Nella mia vita ho maneggiato, non so quante volte, uranio, plutonio e loro affini. Ho sezionato barre di combustibile ridotte a brandelli per scopi di ricerca; ho visto da vicino il silenzioso, reverente timore di chi lavora negli impianti nucleari diventare paura durante un’emergenza da cui non puoi fuggire. E ho visto questi uomini pregare che il “dio” dei controlli automatici, dei rivelatori di flusso, delle valvole di sicurezza, tenesse a bada il “mostro” racchiuso in poderosi, quanto effimeri, vincoli di ferro e cemento. E allora ho capito che il rischio non valeva la partita; che tutto questo costituiva una inutile, dispendiosa complicazione per produrre energia altrimenti ottenibile per altri modi. Quando ci fu l’incidente di Chernobyl ero già impegnato da tempo contro il nucleare ma non riuscivo a togliermi di dosso il pensiero di quella gente accorsa a cercare di fare fronte a una catastrofe di cui non avevano alcuna colpa. Soldati, liquidatori, medici e vigili del fuoco, ma che ci sono venuti a fare? Perché non sono fuggiti lontano dal dramma e dalle radiazioni, facendo violenza a quell’umano istinto di conservazione che ti spinge a mettere in salvo la tua vita?
Lo chiamano eroismo, ma è qualcosa di infinitamente più semplice e nello stesso tempo più difficile da realizzare: è senso di appartenenza ad una collettività, è dovere sociale, rispetto delle generazioni a venire per le quali si arriva a dare in pegno la propria vita, come farebbe una madre per i figli. Ma è anche la denuncia estrema di una scelta tecnologica fatta in danno dell’umanità.

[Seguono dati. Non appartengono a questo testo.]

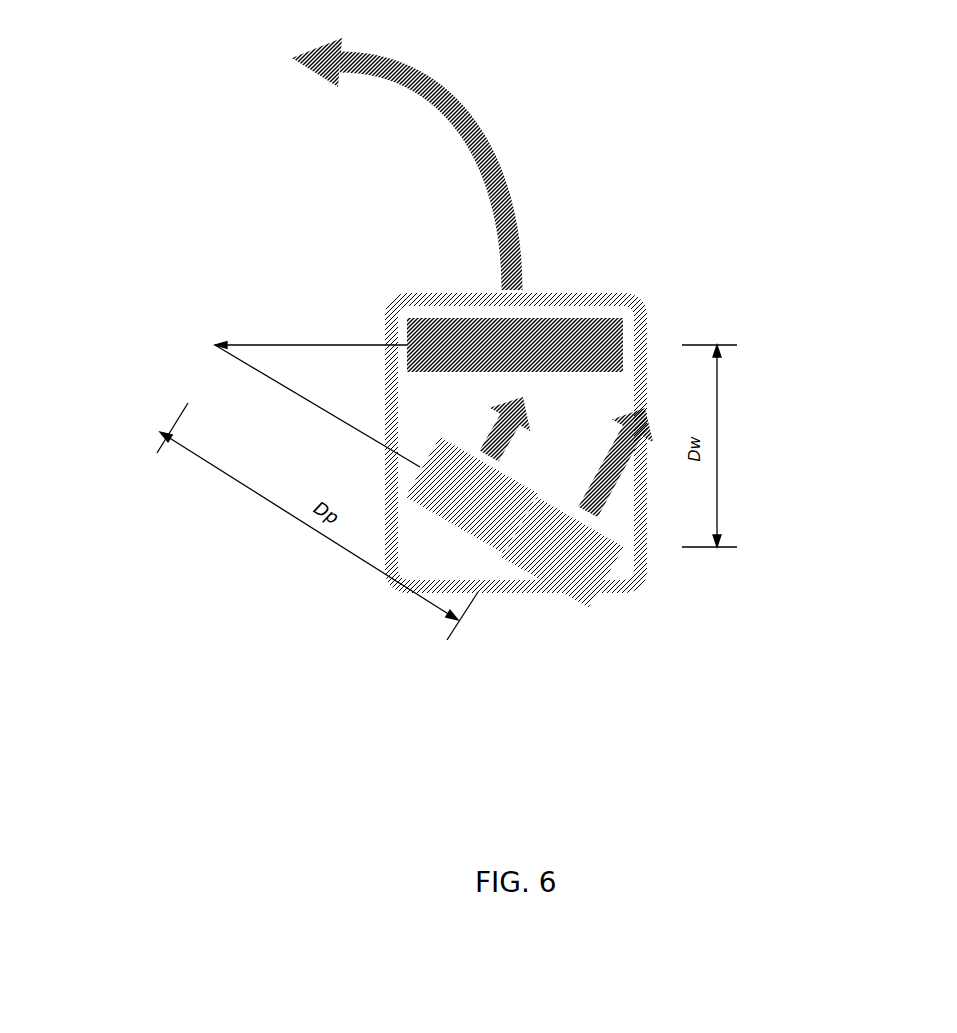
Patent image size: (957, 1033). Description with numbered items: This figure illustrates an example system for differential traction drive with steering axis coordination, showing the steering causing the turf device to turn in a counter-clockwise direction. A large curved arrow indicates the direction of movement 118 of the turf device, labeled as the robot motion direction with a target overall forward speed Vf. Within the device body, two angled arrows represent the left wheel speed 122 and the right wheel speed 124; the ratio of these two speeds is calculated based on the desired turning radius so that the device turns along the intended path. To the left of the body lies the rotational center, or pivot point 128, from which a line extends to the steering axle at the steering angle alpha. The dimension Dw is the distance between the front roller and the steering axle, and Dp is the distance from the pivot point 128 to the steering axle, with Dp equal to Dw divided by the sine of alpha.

The direction of movement 118 is at (436, 73).
The left wheel speed 122 is at (488, 396).
The right wheel speed 124 is at (645, 398).
The pivot point 128 is at (242, 389).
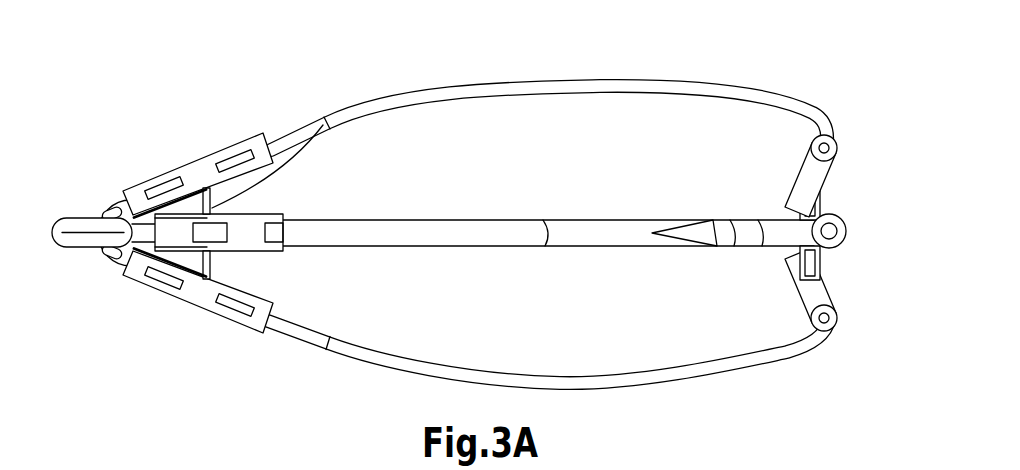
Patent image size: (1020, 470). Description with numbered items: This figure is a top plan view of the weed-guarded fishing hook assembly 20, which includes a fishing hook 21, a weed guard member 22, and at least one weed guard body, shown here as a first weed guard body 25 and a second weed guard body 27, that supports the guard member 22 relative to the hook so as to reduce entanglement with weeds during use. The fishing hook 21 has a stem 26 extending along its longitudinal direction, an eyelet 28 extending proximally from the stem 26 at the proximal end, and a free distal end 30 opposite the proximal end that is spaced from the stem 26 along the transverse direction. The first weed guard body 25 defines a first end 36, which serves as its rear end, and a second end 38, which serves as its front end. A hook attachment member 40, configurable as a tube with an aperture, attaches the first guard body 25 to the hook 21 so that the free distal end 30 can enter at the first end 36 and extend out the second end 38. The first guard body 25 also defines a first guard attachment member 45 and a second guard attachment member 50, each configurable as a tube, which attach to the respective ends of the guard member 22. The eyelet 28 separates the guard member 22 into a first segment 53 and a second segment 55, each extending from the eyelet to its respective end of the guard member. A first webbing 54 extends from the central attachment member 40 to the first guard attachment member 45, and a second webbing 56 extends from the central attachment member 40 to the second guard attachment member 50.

The weed-guarded fishing hook assembly 20 is at (202, 110).
The fishing hook 21 is at (414, 220).
The weed guard member 22 is at (511, 77).
The first weed guard body 25 is at (834, 195).
The stem 26 is at (544, 220).
The second weed guard body 27 is at (503, 192).
The eyelet 28 is at (68, 218).
The free distal end 30 is at (748, 220).
The first end 36 is at (115, 269).
The second end 38 is at (283, 249).
The hook attachment member 40 is at (268, 213).
The first guard attachment member 45 is at (193, 305).
The second guard attachment member 50 is at (231, 146).
The first segment 53 is at (625, 387).
The first webbing 54 is at (822, 268).
The second segment 55 is at (617, 80).
The second webbing 56 is at (299, 157).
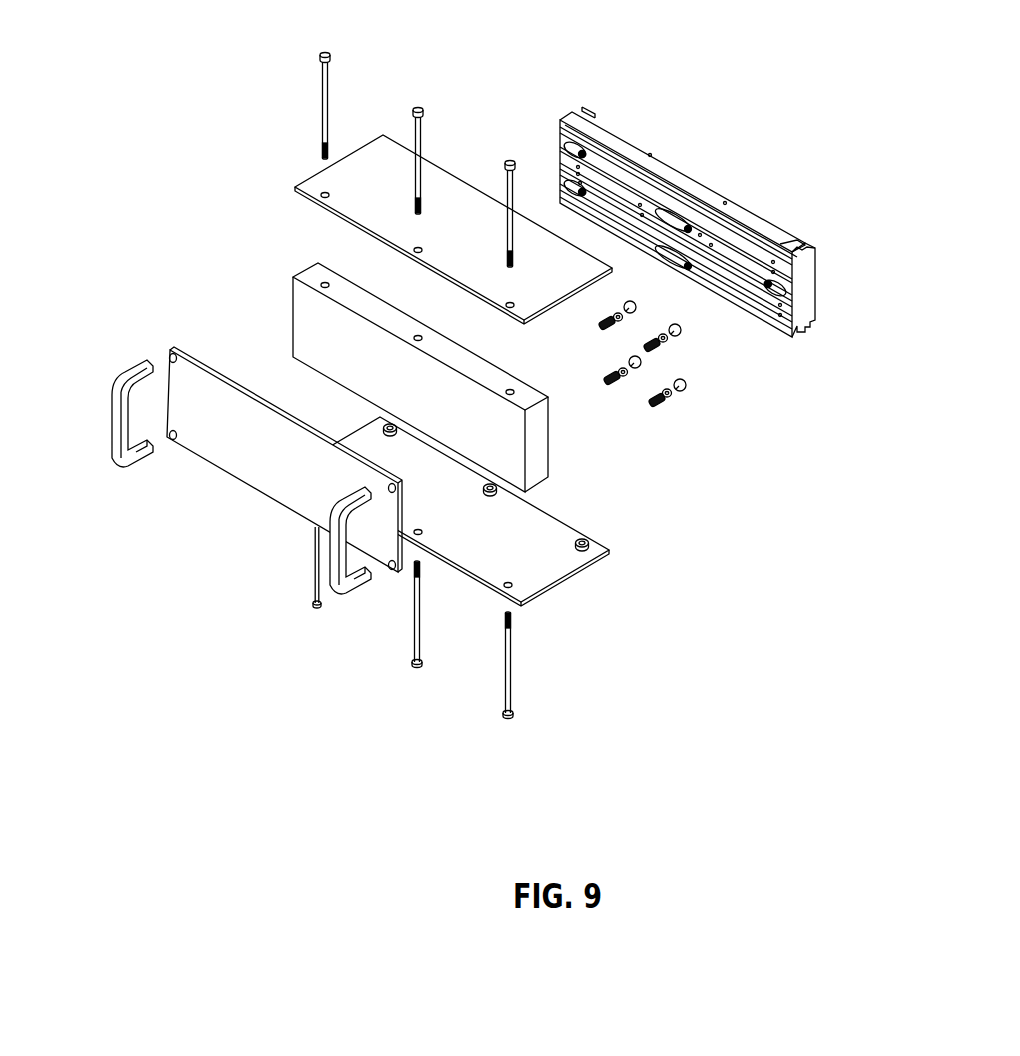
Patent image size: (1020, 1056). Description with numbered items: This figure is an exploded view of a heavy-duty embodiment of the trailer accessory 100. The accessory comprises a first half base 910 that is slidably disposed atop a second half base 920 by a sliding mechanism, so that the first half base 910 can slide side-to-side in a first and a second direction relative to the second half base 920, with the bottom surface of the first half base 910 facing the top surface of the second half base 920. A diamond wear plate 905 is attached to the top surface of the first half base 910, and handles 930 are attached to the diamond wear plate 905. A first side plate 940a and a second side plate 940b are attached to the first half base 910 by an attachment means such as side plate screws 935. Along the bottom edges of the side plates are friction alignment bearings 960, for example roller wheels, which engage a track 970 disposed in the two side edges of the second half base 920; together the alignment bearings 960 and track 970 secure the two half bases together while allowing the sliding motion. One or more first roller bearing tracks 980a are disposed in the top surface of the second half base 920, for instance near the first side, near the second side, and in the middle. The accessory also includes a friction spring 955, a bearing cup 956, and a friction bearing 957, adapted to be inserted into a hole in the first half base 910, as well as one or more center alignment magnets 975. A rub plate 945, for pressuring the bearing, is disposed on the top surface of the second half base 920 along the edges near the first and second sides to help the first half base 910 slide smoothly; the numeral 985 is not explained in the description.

The trailer accessory 100 is at (112, 131).
The diamond wear plate 905 is at (242, 487).
The first half base 910 is at (303, 268).
The second half base 920 is at (815, 287).
The handles 930 is at (135, 372).
The side plate screws 935 is at (322, 97).
The first side plate 940a is at (575, 583).
The second side plate 940b is at (298, 182).
The rub plate 945 is at (802, 237).
The friction spring 955 is at (660, 405).
The bearing cup 956 is at (670, 395).
The friction bearing 957 is at (686, 385).
The friction alignment bearings 960 is at (585, 540).
The track 970 is at (787, 247).
The center alignment magnets 975 is at (630, 185).
The first roller bearing tracks 980a is at (737, 265).
The slot 985 is at (585, 155).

Questo è stato il lascito dei pompieri di Chernobyl che nel febbraio 1987 mi spinse a fare obiezione di coscienza verso il nucleare, tutto, non solo quello sovietico.
Oggi, con la serie HBO, quei pompieri muoiono per la seconda volta, non per mano dell’industria nucleare, ma per quella dell’industria dello spettacolo che, in questo caso, altro non è che la continuazione della prima con altri mezzi.